Archive for June, 2008

Exam is finally over!

Thursday, June 12th, 2008

my a-levels A2 exam aka finals finally saw its last day a few days ago. surprisingly, i didnt feel happy nor relief but more anxious than i was before because i knew that i don’t have any more papers to redeem myself. its only a few days afterwards that i finally felt glad that it’s over because sitting for just 6 papers over a duration of 4 weeks is well, uh.. nerve-wrecking. u can’t chill or relax because u might feel guilty u didnt study n if u do study, u’d reach a certain point where ur just so full of it u wanna puke LOL (or at least, that’s wat a fren of mine said). anyway, i wrote another poem about the exam and well, uh… enjoy. it’s called "Odyssey"(as usual, no part of this poem may be reproduced in any way possible without the writer’s, that’s me, permission).

Odyssey

 

In a battle of mental state and intelligence,

Chokehold works its ways in utter diligence,

Nerves and anxiety coalesce, merging as one;

As I struggle to stay ahead in the long-awaited hunt.

 

My senses are dying out, alerted and numb,

I feel surges of shock scurry through my brain.

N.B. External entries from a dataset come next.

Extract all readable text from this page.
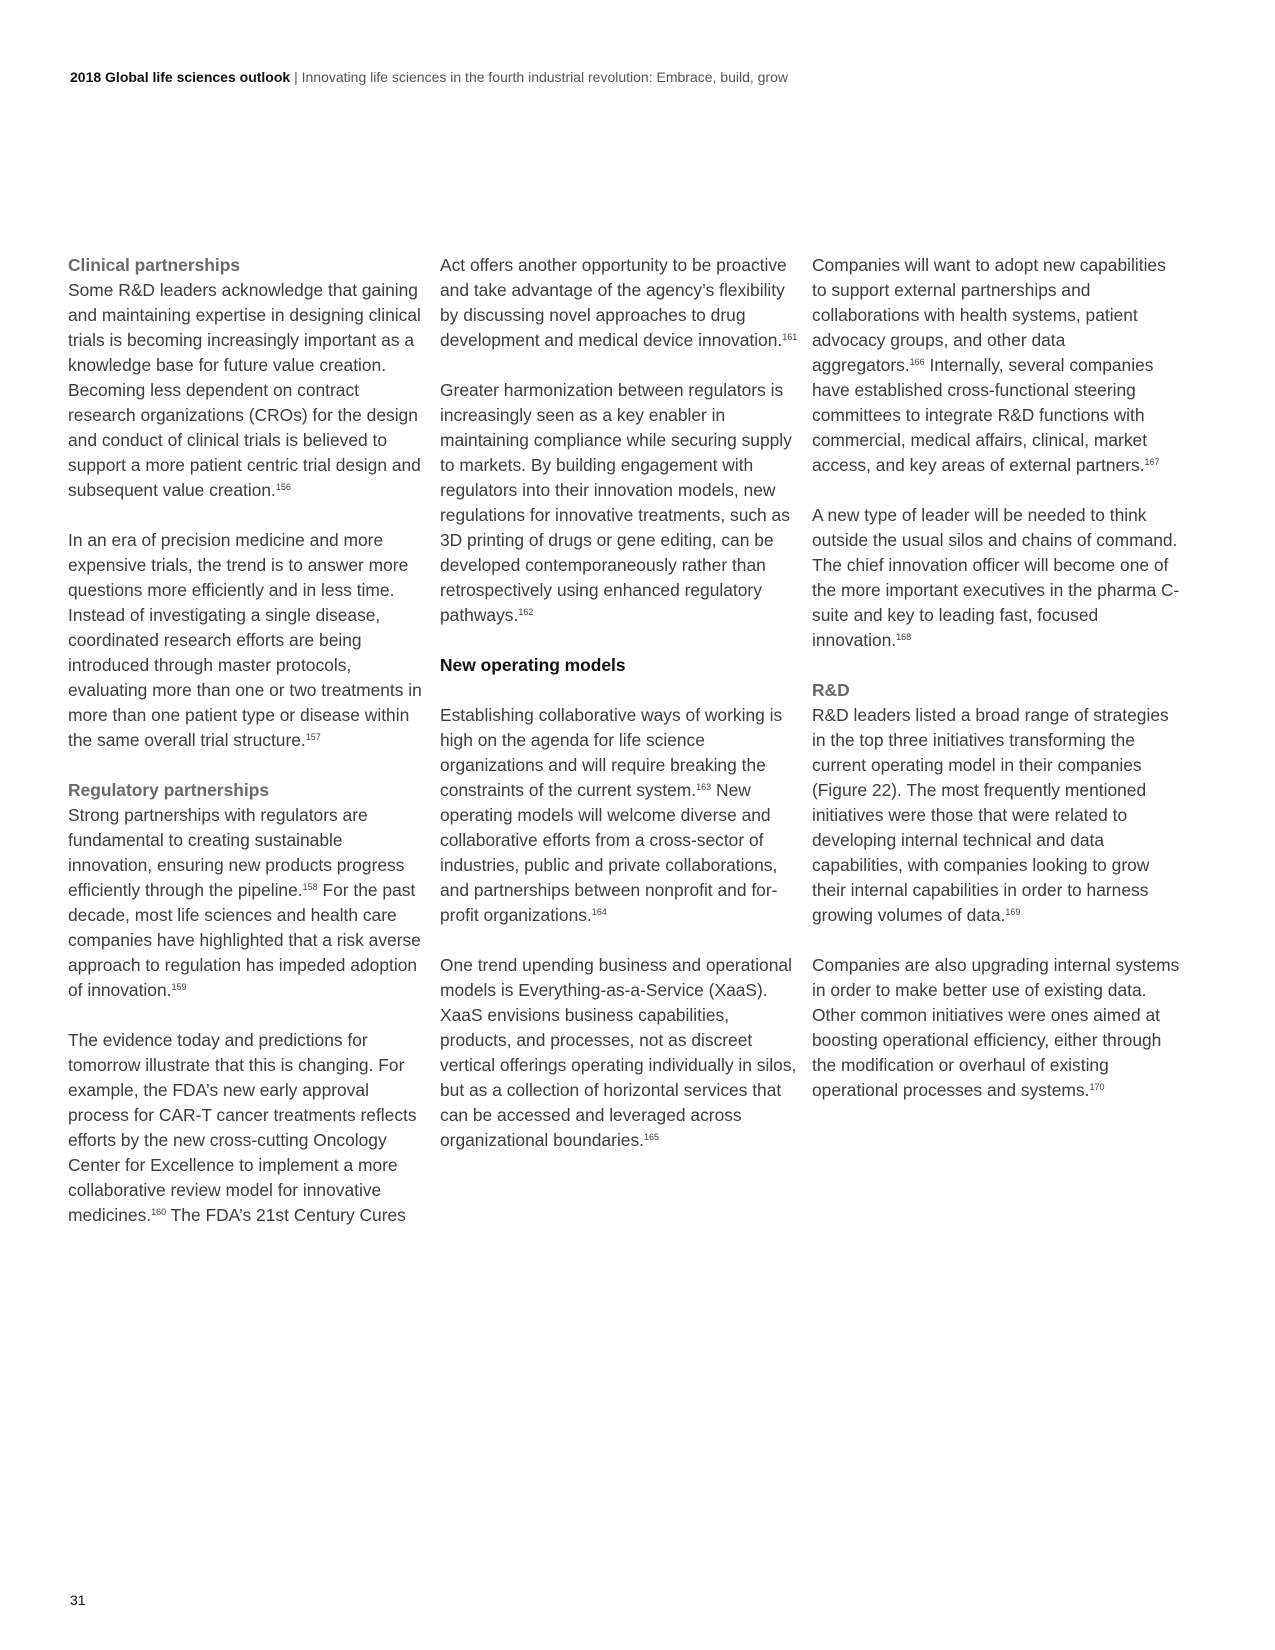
2018 Global life sciences outlook | Innovating life sciences in the fourth industrial revolution: Embrace, build, grow
Clinical partnerships

Some R&D leaders acknowledge that gaining and maintaining expertise in designing clinical trials is becoming increasingly important as a knowledge base for future value creation. Becoming less dependent on contract research organizations (CROs) for the design and conduct of clinical trials is believed to support a more patient centric trial design and subsequent value creation.$^{156}$

In an era of precision medicine and more expensive trials, the trend is to answer more questions more efficiently and in less time. Instead of investigating a single disease, coordinated research efforts are being introduced through master protocols, evaluating more than one or two treatments in more than one patient type or disease within the same overall trial structure.$^{157}$

Regulatory partnerships

Strong partnerships with regulators are fundamental to creating sustainable innovation, ensuring new products progress efficiently through the pipeline.$^{158}$ For the past decade, most life sciences and health care companies have highlighted that a risk averse approach to regulation has impeded adoption of innovation.$^{159}$

The evidence today and predictions for tomorrow illustrate that this is changing. For example, the FDA’s new early approval process for CAR-T cancer treatments reflects efforts by the new cross-cutting Oncology Center for Excellence to implement a more collaborative review model for innovative medicines.$^{160}$ The FDA’s 21st Century Cures

Act offers another opportunity to be proactive and take advantage of the agency’s flexibility by discussing novel approaches to drug development and medical device innovation.$^{161}$

Greater harmonization between regulators is increasingly seen as a key enabler in maintaining compliance while securing supply to markets. By building engagement with regulators into their innovation models, new regulations for innovative treatments, such as 3D printing of drugs or gene editing, can be developed contemporaneously rather than retrospectively using enhanced regulatory pathways.$^{162}$

New operating models

Establishing collaborative ways of working is high on the agenda for life science organizations and will require breaking the constraints of the current system.$^{163}$ New operating models will welcome diverse and collaborative efforts from a cross-sector of industries, public and private collaborations, and partnerships between nonprofit and for-profit organizations.$^{164}$

One trend upending business and operational models is Everything-as-a-Service (XaaS). XaaS envisions business capabilities, products, and processes, not as discreet vertical offerings operating individually in silos, but as a collection of horizontal services that can be accessed and leveraged across organizational boundaries.$^{165}$

Companies will want to adopt new capabilities to support external partnerships and collaborations with health systems, patient advocacy groups, and other data aggregators.$^{166}$ Internally, several companies have established cross-functional steering committees to integrate R&D functions with commercial, medical affairs, clinical, market access, and key areas of external partners.$^{167}$

A new type of leader will be needed to think outside the usual silos and chains of command. The chief innovation officer will become one of the more important executives in the pharma C-suite and key to leading fast, focused innovation.$^{168}$

R&D

R&D leaders listed a broad range of strategies in the top three initiatives transforming the current operating model in their companies (Figure 22). The most frequently mentioned initiatives were those that were related to developing internal technical and data capabilities, with companies looking to grow their internal capabilities in order to harness growing volumes of data.$^{169}$

Companies are also upgrading internal systems in order to make better use of existing data. Other common initiatives were ones aimed at boosting operational efficiency, either through the modification or overhaul of existing operational processes and systems.$^{170}$

31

I struggle to pen with my fingers and thumb,

But time is merciless to allow all treasures gained.

 

The odyssey, a great journey of never ending,

Repeats itself like a heart beat, reverberating.

At the end of the tunnel lies a halo of victory;

The ultimate reward, a catch beyond glory.

Help Me.

Thursday, June 5th, 2008

hey it’s been a while, i’m going through so much at the moment especially my finals among other less significant issues. but there’s one that particular bothers me and i wrote a poem about how i feel about it… u might not understand what it actually means but if u do, thank u. it’s called Help Me… (as usual, no part of this poem may be reproduced in any way possible without the writer’s, that’s me, permission).

Help Me

Help me, I am lost not knowing where I stand.

Confusion becomes me; I try to comprehend.

How could mere words cause hurt of such?

Fault the damned conclusion into which I barged.

 

Help me to seek the origin of this distaste,

Or evidence how honesty a repulsive face?

A blazing flame does not burn very long;

Still it is elusive how I am in the wrong.

 

Help me to recover from this thorny malady,

Before it consumes me like a famished mystery.

Help me, I beseech thee, allow bygones be bygones.

Let the dawn be embraced, the night be forgone.